Only Lovers Left Alive
Il ne faut pas chercher midi à quatorze heures, Only Lovers Left Alive est ultra élégant, méga cool, super classe. Il est peut être élitiste, mais c'est par défaut. Tout simplement parce que certains films s'élèvent de la crasse qui les entoure pour atteindre la beauté.
Dans son précédent opus, Jim Jarmusch ne séduisait pas immédiatement avec l'hermétique errance d'un tueur professionnel (Isaach de Bankolé) mais l'audace, la beauté et l'étrangeté du film emportait le morceau. Le plaisir est bien plus immédiat dans Only Lovers Left Alive. Ce titre, si poétique, est bien à l'image du film. Les vampires fantomatiques du cinéaste errent à Tanger ou à Détroit, coincés dans le présent, et se donnent ce qu'aucun homme ne peut avoir : du temps. La dilatation des événements, l'absence totale de frénésie ouvre une parenthèse relaxante au spectateur. C'est la thalassothérapie du cinéphile.
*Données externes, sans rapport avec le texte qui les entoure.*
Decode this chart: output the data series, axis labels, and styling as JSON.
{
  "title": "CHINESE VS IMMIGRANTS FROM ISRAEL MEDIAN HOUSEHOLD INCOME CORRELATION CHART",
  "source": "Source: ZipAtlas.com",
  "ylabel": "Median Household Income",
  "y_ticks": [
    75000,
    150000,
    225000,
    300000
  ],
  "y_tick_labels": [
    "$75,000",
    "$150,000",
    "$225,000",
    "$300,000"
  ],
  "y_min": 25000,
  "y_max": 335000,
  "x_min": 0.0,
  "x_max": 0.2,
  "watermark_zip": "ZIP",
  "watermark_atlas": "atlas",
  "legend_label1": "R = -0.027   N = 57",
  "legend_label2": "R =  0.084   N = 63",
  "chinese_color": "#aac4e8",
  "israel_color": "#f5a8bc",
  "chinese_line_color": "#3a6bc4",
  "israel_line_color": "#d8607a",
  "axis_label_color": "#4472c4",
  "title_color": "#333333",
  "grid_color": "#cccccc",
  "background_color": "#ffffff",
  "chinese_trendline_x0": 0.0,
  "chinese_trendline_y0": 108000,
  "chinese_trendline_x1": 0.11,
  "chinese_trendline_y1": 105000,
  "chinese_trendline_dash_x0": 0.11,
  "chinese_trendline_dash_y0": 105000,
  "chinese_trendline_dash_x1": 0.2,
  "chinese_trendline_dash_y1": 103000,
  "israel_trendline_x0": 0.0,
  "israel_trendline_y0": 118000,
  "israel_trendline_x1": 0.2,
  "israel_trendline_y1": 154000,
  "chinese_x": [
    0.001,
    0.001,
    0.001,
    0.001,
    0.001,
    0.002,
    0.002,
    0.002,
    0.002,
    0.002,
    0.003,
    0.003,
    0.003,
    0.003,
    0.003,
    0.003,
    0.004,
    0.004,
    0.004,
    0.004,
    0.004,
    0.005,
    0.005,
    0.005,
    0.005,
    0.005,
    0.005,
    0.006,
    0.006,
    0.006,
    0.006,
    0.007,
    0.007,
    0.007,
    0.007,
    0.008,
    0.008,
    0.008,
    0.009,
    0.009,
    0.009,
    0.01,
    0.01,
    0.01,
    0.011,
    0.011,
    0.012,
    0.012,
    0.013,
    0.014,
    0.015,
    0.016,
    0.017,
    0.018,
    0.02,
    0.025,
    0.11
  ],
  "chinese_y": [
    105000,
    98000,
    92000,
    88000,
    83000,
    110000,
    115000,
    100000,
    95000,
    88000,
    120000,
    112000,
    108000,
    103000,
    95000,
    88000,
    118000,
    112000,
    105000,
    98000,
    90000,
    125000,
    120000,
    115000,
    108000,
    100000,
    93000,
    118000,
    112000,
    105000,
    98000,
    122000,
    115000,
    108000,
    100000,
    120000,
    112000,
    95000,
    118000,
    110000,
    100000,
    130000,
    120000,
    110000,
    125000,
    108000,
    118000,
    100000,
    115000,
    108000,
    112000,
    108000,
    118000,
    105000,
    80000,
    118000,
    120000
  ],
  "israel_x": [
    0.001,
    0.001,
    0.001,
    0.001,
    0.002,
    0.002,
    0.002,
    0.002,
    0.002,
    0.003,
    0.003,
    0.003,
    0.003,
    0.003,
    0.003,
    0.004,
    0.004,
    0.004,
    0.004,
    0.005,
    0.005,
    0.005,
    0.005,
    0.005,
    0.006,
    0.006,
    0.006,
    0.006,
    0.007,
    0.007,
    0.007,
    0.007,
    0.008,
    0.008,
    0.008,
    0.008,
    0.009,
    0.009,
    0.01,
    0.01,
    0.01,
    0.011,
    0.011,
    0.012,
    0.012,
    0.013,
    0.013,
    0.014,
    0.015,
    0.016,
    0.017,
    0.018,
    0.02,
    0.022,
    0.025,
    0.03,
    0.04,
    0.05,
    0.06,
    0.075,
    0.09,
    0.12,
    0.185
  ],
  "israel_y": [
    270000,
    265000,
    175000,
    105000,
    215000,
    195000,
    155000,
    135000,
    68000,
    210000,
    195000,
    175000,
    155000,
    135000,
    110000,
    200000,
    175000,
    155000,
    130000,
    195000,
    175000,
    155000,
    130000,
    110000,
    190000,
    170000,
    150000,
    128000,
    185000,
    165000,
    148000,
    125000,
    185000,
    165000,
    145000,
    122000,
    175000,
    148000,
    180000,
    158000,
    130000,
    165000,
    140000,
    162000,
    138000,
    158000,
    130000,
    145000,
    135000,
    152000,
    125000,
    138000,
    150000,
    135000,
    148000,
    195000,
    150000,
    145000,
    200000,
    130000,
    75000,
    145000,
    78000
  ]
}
Only Lovers... se meut lentement, tourne sans fin, prend la pose. Pourtant c'est la fin d'une ère que dessine le film. Et Adam (Tom Hiddleston) comme Eve (Tilda Swinton, toujours dans les bons coups) se souviennent, emplis de nostalgie, de moments d'histoire qu'ils ne retrouveront pas. Mais Jim Jarmusch n'est pas essentiellement animé par le souvenir d'un temps révolu, les vampires renaîtront et, à la faveur d'un deuil, repartiront en chasse. Un espoir peut-être de renouveau. Dans la chaleur de la nuit tangerine et dans un Detroit spectral, s'enlacent les amants qui divaguent au gré de leurs mouvements. Fétichistes, les reliques qu'ils se procurent sont des marqueurs qu'ils chérissent, des doses de nostalgie dont ils sont encore plus accrocs que le sang qui les tient en vie. A cette douce mélancolie, à cette fascinante beauté, Jarmusch, décidément peu réactionnaire, y ajoute un humour léger toujours présent. Comme amusé par ses propres personnages et sans doute par lui-même, il se garde d'un trop grand sérieux. Il ouvre d'ailleurs un magistral épisode comique lorsque la sœur d'Eve, (Mia Wasikowska) vient dans sa fougueuse petite centaine d'années, tout foutre en l'air. Oh oui nous avons, comme Adam, bien envie de gifler cette inconsciente. Elle créé pourtant le mouvement final dont Jarmush comme le spectateur ne sait s'il faut s'en désoler. Alors quelle meilleure réaction que celle légèrement blasée d'Adam qui pourtant bout intérieurement lorsqu'il dit de façon quasi monotone : « Tu as bu Ian ? Tu as bu Ian.».